Analysts have said the damage from images seen worldwide of soldiers abusing naked Iraqi prisoners in Abu Ghraib prison would be indelible, incalculable and a gift to al-Qaida leader Usama bin Ladin.
What people saw, they said, was the true image of the occupation: humiliation of an occupied people, contempt for Islam, sadism and racism.
"Mr Rumsfeld would have certainly lost his job if the prisoners were American"
Dubai-based political analyst
"After Mr Bush's decision to keep Rumsfeld, all their apologies seem like lip service," said Dubai-based political analyst Jawad al-Anani.
"Mr Rumsfeld would have certainly lost his job if the prisoners were American."
Symbol of Iraq war
University of Algiers professor Mahmoud Belhimeur agreed.
"I cannot believe the United States reacts the way an authoritarian regime would.

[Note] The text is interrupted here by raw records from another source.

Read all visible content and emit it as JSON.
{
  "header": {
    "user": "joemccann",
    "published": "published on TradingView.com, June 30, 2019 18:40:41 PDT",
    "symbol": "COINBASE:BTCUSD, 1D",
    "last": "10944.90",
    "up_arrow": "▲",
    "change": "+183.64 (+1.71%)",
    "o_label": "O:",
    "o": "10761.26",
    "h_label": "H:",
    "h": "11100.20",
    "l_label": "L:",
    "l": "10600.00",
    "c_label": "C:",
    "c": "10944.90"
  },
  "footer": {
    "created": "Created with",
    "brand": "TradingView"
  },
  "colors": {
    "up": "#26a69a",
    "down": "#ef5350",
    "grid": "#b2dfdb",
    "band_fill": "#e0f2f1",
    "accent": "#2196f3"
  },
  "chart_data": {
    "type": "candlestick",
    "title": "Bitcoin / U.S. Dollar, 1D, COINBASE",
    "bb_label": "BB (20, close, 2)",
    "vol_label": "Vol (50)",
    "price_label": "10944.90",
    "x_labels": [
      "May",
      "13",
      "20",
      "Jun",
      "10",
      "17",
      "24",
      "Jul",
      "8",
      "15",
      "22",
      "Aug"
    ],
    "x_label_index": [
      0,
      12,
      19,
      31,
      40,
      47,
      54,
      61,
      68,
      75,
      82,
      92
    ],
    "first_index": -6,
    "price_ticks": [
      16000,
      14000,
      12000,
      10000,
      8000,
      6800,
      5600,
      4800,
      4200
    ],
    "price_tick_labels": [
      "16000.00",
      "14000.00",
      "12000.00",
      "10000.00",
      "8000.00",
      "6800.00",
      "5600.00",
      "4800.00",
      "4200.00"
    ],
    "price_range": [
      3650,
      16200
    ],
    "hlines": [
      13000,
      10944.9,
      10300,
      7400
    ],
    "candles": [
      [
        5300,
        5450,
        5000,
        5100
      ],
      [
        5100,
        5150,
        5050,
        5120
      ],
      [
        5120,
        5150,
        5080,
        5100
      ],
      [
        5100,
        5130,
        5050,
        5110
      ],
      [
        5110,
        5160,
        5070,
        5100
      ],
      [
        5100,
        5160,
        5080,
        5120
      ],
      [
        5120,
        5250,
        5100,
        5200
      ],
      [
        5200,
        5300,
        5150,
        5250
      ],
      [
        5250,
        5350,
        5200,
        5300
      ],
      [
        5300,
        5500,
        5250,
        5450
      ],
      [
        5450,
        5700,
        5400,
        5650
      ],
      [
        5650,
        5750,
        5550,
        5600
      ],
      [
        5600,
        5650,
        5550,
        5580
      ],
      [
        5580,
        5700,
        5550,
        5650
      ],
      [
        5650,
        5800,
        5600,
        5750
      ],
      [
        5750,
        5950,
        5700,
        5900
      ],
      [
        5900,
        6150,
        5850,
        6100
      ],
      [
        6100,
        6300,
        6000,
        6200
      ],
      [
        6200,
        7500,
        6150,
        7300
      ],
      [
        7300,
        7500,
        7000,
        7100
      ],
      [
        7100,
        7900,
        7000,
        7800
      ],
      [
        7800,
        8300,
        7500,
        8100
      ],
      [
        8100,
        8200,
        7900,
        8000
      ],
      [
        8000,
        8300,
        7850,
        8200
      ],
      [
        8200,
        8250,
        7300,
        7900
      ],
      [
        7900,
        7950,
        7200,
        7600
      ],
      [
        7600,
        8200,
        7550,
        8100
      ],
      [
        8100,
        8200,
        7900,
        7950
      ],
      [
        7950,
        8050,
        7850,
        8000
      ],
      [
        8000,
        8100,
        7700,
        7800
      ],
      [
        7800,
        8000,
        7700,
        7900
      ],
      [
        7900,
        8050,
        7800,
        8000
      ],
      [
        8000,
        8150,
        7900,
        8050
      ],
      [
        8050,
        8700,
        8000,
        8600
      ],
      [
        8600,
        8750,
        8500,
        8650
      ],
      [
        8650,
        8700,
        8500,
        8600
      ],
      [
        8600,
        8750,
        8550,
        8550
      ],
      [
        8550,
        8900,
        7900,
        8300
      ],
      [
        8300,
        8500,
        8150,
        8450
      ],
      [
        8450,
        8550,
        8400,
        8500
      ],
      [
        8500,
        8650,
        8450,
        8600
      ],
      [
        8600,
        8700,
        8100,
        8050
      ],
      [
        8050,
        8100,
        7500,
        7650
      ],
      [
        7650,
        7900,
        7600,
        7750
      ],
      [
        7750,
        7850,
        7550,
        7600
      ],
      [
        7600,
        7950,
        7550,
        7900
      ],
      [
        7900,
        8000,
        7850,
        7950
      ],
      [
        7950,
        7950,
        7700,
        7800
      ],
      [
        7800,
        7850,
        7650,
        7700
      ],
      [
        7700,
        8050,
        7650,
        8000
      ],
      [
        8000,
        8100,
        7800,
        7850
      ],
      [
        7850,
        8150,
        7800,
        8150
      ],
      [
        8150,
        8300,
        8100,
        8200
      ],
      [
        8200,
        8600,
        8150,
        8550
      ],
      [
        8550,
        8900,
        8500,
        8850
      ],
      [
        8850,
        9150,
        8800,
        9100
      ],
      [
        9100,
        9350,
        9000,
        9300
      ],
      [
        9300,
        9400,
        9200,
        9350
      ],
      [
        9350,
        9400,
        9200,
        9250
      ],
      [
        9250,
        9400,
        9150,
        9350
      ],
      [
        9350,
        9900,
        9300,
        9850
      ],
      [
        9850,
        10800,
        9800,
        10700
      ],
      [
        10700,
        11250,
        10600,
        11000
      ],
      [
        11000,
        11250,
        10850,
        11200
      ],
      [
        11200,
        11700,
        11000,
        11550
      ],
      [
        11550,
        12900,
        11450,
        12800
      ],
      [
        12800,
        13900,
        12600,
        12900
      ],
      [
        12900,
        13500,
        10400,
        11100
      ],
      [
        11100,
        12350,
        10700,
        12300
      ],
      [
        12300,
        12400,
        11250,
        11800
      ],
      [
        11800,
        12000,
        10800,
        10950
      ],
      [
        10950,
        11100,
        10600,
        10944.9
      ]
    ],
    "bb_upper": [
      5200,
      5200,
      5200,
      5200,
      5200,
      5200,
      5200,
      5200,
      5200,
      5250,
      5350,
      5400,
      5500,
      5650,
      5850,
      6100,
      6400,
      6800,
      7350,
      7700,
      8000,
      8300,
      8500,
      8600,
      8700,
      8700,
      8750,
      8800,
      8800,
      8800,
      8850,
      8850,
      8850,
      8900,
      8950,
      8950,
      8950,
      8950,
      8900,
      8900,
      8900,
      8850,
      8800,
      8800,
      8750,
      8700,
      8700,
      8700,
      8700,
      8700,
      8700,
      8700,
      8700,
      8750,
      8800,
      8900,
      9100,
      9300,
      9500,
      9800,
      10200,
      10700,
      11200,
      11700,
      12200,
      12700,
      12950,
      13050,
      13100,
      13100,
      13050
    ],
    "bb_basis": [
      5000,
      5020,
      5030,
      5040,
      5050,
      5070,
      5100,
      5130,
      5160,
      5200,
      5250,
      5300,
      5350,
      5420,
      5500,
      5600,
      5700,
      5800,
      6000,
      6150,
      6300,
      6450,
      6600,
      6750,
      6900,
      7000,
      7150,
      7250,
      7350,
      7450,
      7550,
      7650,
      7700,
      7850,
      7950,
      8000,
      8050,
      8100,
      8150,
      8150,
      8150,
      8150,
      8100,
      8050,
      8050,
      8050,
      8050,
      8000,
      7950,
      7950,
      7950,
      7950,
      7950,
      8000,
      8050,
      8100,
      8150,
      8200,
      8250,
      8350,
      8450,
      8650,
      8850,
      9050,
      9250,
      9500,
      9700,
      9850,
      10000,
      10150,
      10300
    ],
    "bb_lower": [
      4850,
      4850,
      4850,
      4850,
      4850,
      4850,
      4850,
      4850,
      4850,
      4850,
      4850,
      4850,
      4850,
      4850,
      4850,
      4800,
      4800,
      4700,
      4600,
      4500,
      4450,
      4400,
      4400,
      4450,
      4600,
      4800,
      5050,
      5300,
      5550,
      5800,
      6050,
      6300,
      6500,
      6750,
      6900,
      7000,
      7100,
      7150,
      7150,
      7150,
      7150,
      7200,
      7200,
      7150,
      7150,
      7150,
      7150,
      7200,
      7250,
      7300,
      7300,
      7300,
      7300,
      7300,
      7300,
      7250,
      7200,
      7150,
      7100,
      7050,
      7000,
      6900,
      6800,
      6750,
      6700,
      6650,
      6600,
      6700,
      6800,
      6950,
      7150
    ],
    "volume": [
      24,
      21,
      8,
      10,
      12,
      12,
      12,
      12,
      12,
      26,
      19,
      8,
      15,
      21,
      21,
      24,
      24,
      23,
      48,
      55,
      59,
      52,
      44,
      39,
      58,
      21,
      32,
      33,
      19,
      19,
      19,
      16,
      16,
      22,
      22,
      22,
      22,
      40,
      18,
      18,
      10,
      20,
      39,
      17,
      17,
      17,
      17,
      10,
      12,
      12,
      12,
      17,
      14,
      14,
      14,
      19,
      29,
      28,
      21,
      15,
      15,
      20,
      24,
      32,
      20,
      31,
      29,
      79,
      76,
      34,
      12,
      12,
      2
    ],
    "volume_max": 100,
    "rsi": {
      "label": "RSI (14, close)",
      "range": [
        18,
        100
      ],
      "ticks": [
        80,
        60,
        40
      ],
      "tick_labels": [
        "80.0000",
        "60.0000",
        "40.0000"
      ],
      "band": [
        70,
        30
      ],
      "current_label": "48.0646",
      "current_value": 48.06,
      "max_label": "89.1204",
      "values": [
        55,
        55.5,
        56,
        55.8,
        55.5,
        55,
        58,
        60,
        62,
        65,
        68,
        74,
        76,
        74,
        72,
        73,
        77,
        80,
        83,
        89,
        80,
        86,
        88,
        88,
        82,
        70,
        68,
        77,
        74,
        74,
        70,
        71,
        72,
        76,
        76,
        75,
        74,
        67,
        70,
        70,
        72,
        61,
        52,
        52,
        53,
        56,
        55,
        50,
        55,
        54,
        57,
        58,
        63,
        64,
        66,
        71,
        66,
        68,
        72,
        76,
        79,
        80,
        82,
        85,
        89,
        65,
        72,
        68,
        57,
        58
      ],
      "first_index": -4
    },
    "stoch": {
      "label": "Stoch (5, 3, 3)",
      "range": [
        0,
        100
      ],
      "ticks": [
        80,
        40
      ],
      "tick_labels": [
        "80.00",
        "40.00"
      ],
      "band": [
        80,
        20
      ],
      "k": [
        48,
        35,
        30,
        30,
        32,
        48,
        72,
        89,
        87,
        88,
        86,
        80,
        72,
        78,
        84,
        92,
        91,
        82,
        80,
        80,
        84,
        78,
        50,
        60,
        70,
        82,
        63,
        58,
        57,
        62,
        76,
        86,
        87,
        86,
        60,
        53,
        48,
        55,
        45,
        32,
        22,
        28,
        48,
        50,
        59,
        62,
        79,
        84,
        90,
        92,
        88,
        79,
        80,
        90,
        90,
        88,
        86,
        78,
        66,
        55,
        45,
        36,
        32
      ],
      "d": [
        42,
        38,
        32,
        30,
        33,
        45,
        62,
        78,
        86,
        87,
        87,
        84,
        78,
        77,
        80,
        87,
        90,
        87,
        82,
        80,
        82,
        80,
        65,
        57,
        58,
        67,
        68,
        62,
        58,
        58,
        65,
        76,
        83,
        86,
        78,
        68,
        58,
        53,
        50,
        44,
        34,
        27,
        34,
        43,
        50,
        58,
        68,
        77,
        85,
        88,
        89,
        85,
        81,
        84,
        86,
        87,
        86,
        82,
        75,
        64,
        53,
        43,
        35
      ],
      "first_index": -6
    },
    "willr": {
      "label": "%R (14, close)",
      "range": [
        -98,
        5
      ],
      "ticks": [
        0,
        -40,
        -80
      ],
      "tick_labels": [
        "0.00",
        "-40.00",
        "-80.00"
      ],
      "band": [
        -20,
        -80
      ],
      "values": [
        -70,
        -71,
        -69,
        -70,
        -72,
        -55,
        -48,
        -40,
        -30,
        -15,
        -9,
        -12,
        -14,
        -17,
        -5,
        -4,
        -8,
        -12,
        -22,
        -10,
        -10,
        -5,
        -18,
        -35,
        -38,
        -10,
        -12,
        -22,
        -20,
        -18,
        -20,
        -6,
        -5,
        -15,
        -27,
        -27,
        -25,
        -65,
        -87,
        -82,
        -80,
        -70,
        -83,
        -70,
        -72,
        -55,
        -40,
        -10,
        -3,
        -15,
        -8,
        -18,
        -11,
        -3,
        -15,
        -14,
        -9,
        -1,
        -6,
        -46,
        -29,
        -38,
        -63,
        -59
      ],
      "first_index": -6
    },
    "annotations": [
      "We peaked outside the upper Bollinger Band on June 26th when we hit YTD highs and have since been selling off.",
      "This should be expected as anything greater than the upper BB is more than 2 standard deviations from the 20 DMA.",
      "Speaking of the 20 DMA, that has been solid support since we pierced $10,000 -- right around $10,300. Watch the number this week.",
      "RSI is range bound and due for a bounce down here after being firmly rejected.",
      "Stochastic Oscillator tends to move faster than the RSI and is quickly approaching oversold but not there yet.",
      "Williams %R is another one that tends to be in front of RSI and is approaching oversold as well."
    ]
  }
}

Bush should have done the honourable thing and fired Rumsfeld," he said.
But Michael Cox, professor of international relations at the London School of Economics, said the repercussions of firing the defence secretary would have been very significant.
"This has been Rumsfeld's war, and I suppose the political symbolism of trying to get rid of Rumsfeld would be huge."
Cox said he could not entirely rule out that Rumsfeld could go, if US public opinion turned. But he added it would seem out of character for the defence secretary to go quietly.